4th armored div | April 8, 2019 at 7:46 pm

Israeli political system suffers the fate of ALL parliamentary systems do – they are inherently unstable and prone to being hijacked by vote buying –
much greater to limited presidential/congressional ones ;ike USA.
results in corruption BIG man dictatorships or worse no one takes responsibility.

    Milhouse in reply to 4th armored div. | April 9, 2019 at 1:43 am

    Really? Is Canada or any of its provinces unstable and prone to being hijacked by vote buying? The UK? Australia or any of its states? Ireland? NZ? Germany? The Netherlands? Denmark? In fact almost every country in Europe? These all have responsible government (what you call a “parliamentary system”)

      Tom Servo in reply to Milhouse. | April 9, 2019 at 7:08 am

      Canada has no serious existential issues to face, other than those which they create for themselves; so Canadians have the luxury of treating their elections like high school popularity contests, and put about as much effort into it.

      On the other hand, look at the UK and you will see not only today, but for all of it’s history a long record of vote buying and trading – Churchill himself was famous for switching parties to suit his ambitions. Germany and the Netherlands today point out *all* of the problems of Parliamentary systems, they’re both being run chaotically as the electorate splinters.

      Having read you criticism of Netanyahu above, I have to say that while most of that is true, it also is what is *required* of any leader who has to lead a Parliamentary system where the populace is fragmented and no party can maintain a solid majority. *Every* decision is a compromise, *Every* post is handed out to buy support, *Every* move has to be calculated with an eye towards maintaining the coalition, without regard to ideology.

      That’s what Parliamentary Systems are all about.
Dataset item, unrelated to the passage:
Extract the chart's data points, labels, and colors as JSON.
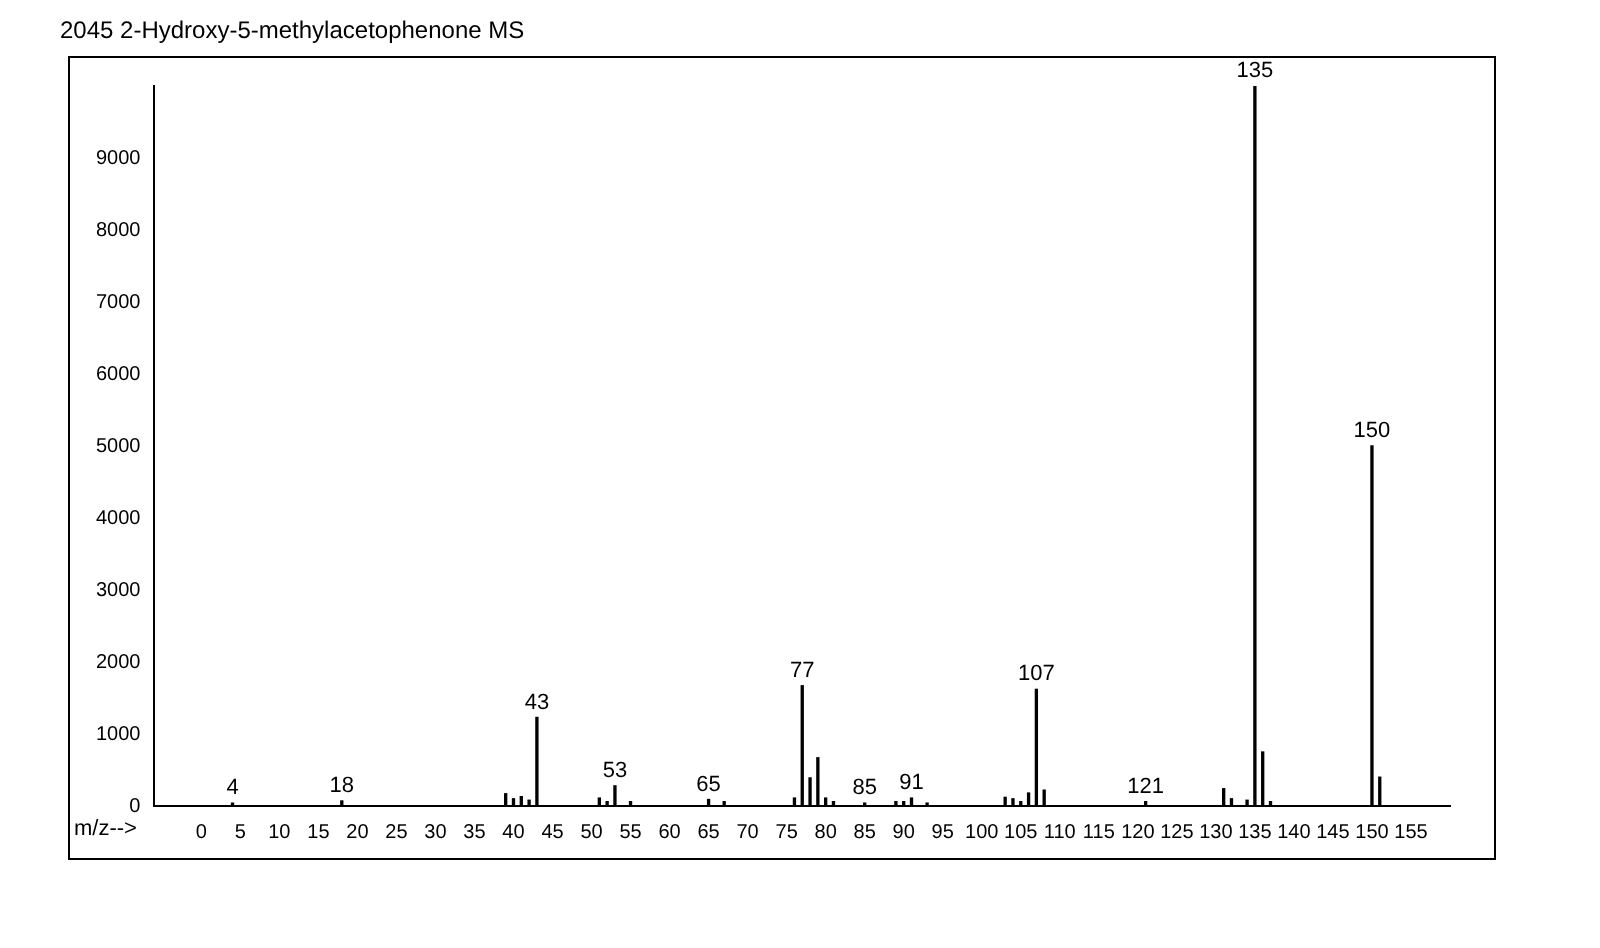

        Barry in reply to Tom Servo. | April 10, 2019 at 1:36 am

        Agreed, blaming Netanyahu for the ills of Parliamentary systems is silly.

          Milhouse in reply to Barry. | April 10, 2019 at 2:07 pm

          I’m not blaming him for the imagined ills of the parliamentary system of government. I’m blaming him for his own lack of principles or spine, as evidenced by his entire career. The system has produced many leaders who stick to their principles (however wrong they may be). He is not one of them.